Comparative Analysis of U.S. and Foreign Promotion and Research Programs
RCED-95-171: Published: Apr 28, 1995. Publicly Released: May 19, 1995.
- Full Report:
Pursuant to a congressional request, GAO provided information on U.S. and foreign promotion and research programs that are designed to increase domestic and foreign sales of agricultural products, focusing on: (1) how U.S. check-off programs are planned and organized; and (2) how comparable marketing organizations in Australia, Germany, New Zealand, and the United Kingdom carry out their agricultural promotion activities.

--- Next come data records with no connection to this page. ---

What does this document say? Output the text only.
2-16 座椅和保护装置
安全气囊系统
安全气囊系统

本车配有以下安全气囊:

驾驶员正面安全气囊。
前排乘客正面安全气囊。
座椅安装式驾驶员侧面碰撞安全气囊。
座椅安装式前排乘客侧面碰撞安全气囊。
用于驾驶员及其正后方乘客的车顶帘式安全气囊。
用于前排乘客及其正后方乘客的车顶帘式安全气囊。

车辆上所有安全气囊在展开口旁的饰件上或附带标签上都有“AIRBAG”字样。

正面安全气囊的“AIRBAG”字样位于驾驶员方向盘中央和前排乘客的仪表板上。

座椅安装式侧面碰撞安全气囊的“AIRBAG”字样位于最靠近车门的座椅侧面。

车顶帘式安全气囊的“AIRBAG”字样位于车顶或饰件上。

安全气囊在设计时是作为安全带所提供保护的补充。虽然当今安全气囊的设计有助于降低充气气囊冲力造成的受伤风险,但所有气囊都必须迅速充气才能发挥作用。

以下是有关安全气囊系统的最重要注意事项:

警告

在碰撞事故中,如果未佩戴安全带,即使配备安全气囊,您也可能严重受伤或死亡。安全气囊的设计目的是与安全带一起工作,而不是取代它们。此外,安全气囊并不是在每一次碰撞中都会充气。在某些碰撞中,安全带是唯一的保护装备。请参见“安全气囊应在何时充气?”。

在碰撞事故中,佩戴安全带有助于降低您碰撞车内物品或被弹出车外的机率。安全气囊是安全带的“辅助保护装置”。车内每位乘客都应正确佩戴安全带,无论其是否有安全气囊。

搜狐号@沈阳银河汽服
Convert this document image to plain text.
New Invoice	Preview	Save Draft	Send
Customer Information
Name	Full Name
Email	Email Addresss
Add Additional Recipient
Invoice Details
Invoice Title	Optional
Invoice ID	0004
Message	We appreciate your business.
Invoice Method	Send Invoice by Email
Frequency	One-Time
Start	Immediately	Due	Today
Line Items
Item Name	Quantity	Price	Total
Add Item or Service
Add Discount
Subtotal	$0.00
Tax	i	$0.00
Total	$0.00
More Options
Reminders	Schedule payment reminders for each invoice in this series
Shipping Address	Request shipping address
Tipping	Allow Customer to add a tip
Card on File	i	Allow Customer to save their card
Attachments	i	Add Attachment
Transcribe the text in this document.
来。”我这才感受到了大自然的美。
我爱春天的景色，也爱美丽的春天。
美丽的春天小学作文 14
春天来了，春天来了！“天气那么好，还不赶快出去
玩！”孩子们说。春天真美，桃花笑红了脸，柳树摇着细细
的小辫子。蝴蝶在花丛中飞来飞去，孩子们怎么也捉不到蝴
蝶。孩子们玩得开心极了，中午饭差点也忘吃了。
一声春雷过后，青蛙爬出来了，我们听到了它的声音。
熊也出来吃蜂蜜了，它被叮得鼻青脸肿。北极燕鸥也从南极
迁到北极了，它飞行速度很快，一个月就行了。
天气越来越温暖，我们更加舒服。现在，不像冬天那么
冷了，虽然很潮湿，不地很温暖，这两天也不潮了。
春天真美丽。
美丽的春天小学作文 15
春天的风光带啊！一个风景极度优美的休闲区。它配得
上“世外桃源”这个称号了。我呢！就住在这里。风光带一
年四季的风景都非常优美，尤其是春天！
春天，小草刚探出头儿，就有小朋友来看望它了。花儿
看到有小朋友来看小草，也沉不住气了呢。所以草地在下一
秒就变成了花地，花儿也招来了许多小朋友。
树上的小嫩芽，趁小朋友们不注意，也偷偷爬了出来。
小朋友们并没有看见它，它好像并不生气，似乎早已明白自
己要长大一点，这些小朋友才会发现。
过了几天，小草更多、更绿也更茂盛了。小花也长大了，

GAO found that: (1) the six U.S. check-off programs reviewed vary by board composition, revenues collected, assessment methods, and options for initiating, continuing, and terminating programs; (2) check-off boards differ in their emphasis on developing domestic or foreign markets, their methods for selling their products, and their reliance on research to develop new products, enhance production, and address nutritional concerns; (3) check-off boards use market research and program evaluation techniques to plan their future activities while coordinating with related groups in preparing and carrying out these plans; (4) the foreign promotion and research programs reviewed differ from the U.S. check-off programs in their organizational structure, funding mechanisms, types of activities performed, and emphasis on export activities; (5) some foreign marketing organizations have government members on their boards or guiding councils and do not require legislative action to change their assessment rates; (6) some foreign programs promote product groups rather than a single industry; (7) in general, the foreign marketing organizations do not exempt small producers from assessments and some receive significant funding from sources other than their industry assessments; (8) foreign organizations generally engage in a wider range of promotional activities, such as buying and selling products and providing training and inspection services than their U.S. counterparts and focus more on exports than domestic sales; and (9) market development programs may become more important in the future, since the new international trade regulations do not limit their use and increase competition.